To give more plot summary wouldn't be relevant-judging by the limited content of the pause-heavy "discussion" that my FAC group attended three years ago, the characters served as little more than mouthpieces for provocative viewpoints.

Don't get me wrong. The issue of stem-cell research is a serious and engaging moral dilemma, and one that could, under the correct circumstances, provide for excellent novel fodder.

But when planning an activity that could act as the blueprint for future epiphany-birthing, off-the-wall, 4 a.m. dorm room conversations about favorite novels, it is the duty of the University to give its students a multidimensional work that can spark fruitful arguments based on the text itself, not just the issue it invokes.

In her article in The Chronicle of Higher Education, Erin O'Connor, an associate professor of English at the University of Pennsylvania, argues for quality control in freshman summer reading programs by mentioning the uproar that arose after the Univerity of North Carolina at Chapel Hill chose Barbara Ehrenreich's Nickel and Dimed as its 2003 selection.

Those opposed to the book's liberal bend as it exposed the hardships of poverty cried foul, but O'Connor defended the selection-not because she agreed with it, but because of the book's overall merit. "More disturbing... is that the debates over such assignments expose a creeping illiteracy at the core of our educational system," she wrote.

Admittedly, it is no easy task to find a high-lit reading assignment that will capture the interest of a thousand 18 year olds. And as universities try to find such a project, they come up with a diverse array of approaches.
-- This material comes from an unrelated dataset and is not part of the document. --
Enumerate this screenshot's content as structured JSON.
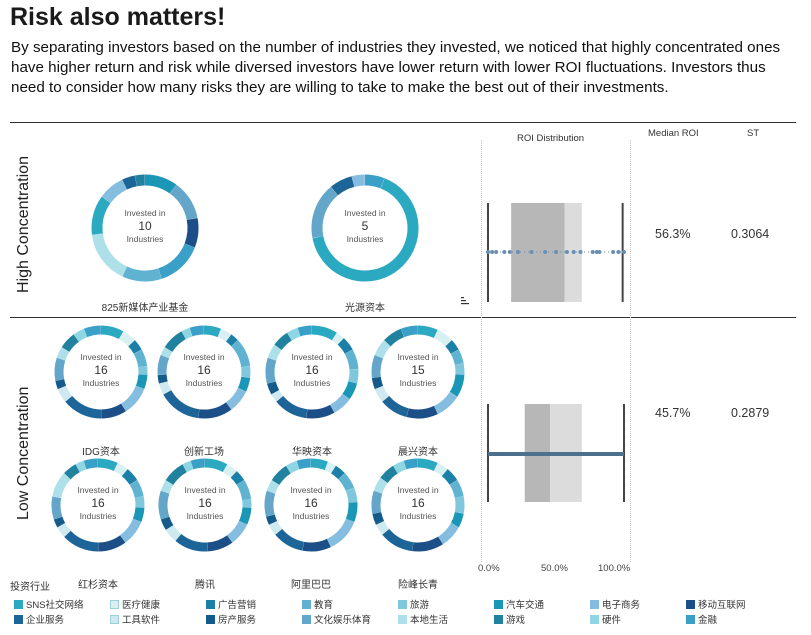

The College of the Holy Cross had its Class of 2013 read the newspaper everyday and post in an online forum about their findings. Incoming freshmen at UPenn studied the painting "The Gross Clinic" by Thomas Eakins and were asked to respond to it. Students at Brown University have taken time out of their summers to write letters to their academic advisors about their assigned book.
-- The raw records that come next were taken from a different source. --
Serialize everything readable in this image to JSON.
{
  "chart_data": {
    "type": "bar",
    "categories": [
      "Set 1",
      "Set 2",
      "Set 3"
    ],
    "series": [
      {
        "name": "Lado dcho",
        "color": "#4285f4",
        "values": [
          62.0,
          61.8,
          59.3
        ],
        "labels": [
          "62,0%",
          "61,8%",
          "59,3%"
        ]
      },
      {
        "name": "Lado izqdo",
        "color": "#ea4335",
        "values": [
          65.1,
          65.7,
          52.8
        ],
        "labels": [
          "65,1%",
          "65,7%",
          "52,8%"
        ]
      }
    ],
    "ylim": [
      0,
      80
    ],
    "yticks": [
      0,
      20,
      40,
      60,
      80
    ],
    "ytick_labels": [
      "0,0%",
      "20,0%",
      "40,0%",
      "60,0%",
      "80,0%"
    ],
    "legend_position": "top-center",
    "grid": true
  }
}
And Duke can be innovative as well. It is possible to find great literature that can hold the attention of students across the academic landscape. There's nothing wrong with making an in-house pick; perhaps Reynolds Price could be convinced to speak, serving the dual purpose of engaging minds and showing off the fact that Duke has some superstar professors. Or it can make a radical shift like UPenn did and have students analyze a painting over the summer, and then see the real thing when they get to Duke.

The most recent orientation, however, might have been the best opportunity for an art-related assignment: The Nasher Museum of Art has an exhibit with paintings by this guy Picasso, and I hear he's pretty good.

Nathan Freeman is a Trinity senior. His column runs on Fridays.